En deux mots, la trame, quelle est-elle ? Nous avons Orgon, l'inévitable gros bourgeois ou faible aristocrate, qui possède plus de richesse que de discernement. Cette fois-ci, il s'est entiché d'un miséreux, fort dévot, qui par ses cajoleries a su s'attirer toutes les grâces du maître de maison au point d'être logé, choyé, écouté et grassement rétribué sous ses airs de serviteur de la foi. Vous avez bien sûr reconnu le Tartuffe. (Un type de personne, le faux dévot, qui ne devait pas être rare à l'époque puisque La Bruyère les étrille copieusement aussi dans ses Caractères.)

La sauce prend un tour aigre lorsque notre brave Orgon, tellement hypnotisé par les hautes valeurs du Tartuffe, décide de lui octroyer la main de sa fille Mariane, laquelle main était déjà promise de longue date à l'honorable Valère. Mais c'est plutôt la nouvelle femme d'Orgon, Elmire, que le Tartuffe mire. La femme, la fille, l'argent… que faudra-t-il encore au vorace Tartuffe ? C'est ce que je m'autorise à ne vous pas dire.
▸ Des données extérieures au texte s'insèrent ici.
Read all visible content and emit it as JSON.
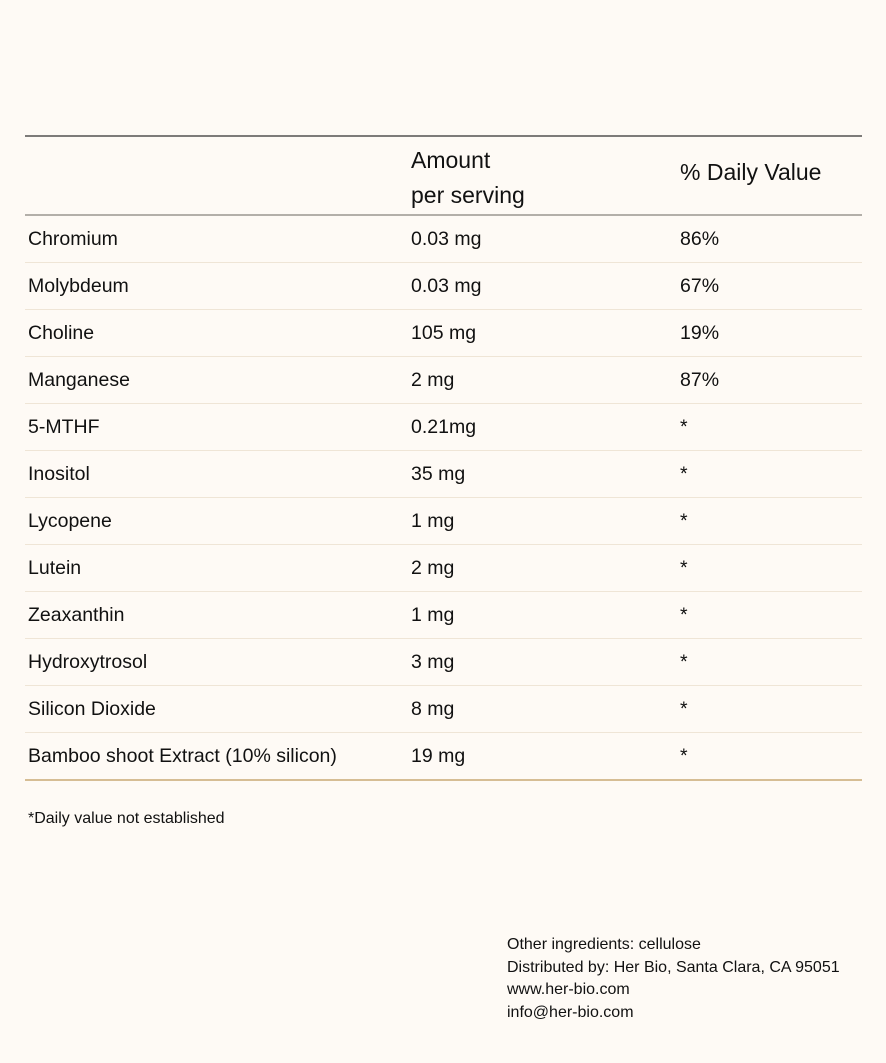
{
  "header": {
    "amount_line1": "Amount",
    "amount_line2": "per serving",
    "daily_value": "% Daily Value"
  },
  "rows": [
    {
      "name": "Chromium",
      "amount": "0.03 mg",
      "dv": "86%"
    },
    {
      "name": "Molybdeum",
      "amount": "0.03 mg",
      "dv": "67%"
    },
    {
      "name": "Choline",
      "amount": "105 mg",
      "dv": "19%"
    },
    {
      "name": "Manganese",
      "amount": "2 mg",
      "dv": "87%"
    },
    {
      "name": "5-MTHF",
      "amount": "0.21mg",
      "dv": "*"
    },
    {
      "name": "Inositol",
      "amount": "35 mg",
      "dv": "*"
    },
    {
      "name": "Lycopene",
      "amount": "1 mg",
      "dv": "*"
    },
    {
      "name": "Lutein",
      "amount": "2 mg",
      "dv": "*"
    },
    {
      "name": "Zeaxanthin",
      "amount": "1 mg",
      "dv": "*"
    },
    {
      "name": "Hydroxytrosol",
      "amount": "3 mg",
      "dv": "*"
    },
    {
      "name": "Silicon Dioxide",
      "amount": "8 mg",
      "dv": "*"
    },
    {
      "name": "Bamboo shoot Extract (10% silicon)",
      "amount": "19 mg",
      "dv": "*"
    }
  ],
  "footnote": "*Daily value not established",
  "info": {
    "ingredients": "Other ingredients: cellulose",
    "distributor": "Distributed by: Her Bio, Santa Clara, CA 95051",
    "website": "www.her-bio.com",
    "email": "info@her-bio.com"
  }
}
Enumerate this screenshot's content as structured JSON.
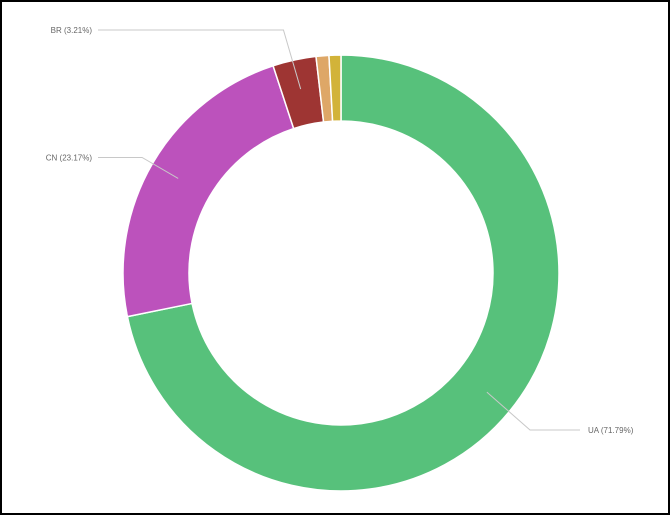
{
  "colors": {
    "background": "#000000",
    "panel": "#ffffff",
    "leader_line": "#c8c8c8"
  },
  "chart_data": {
    "type": "pie",
    "variant": "donut",
    "title": "",
    "legend": "none",
    "slices": [
      {
        "label": "UA (71.79%)",
        "value": 71.79,
        "color": "#57c17b",
        "show_label": true
      },
      {
        "label": "CN (23.17%)",
        "value": 23.17,
        "color": "#bc52bc",
        "show_label": true
      },
      {
        "label": "BR (3.21%)",
        "value": 3.21,
        "color": "#9e3533",
        "show_label": true
      },
      {
        "value": 0.95,
        "color": "#dea767",
        "show_label": false
      },
      {
        "value": 0.88,
        "color": "#d2b339",
        "show_label": false
      }
    ]
  }
}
C'est donc du très bon Molière, à l'écriture magnifique, avec la limitation que j'ai exprimée plus haut sur la teneur du comique ainsi que celle que je fais maintenant, sur la thématique du faux dévot, plus exactement d'actualité, car plus spécialement un mal qui gangrène la société, même si le trait de caractère qu'elle dénonce, l'hypocrisie, la fourberie et la voix double, font merveille aujourd'hui comme alors, et pour longtemps encore car c'est là quelque trait constitutif, universel chez l'humain. Mais tout ceci bien sûr, ne représente que mon avis, un parmi tellement d'autres, c'est-à-dire, pas grand-chose.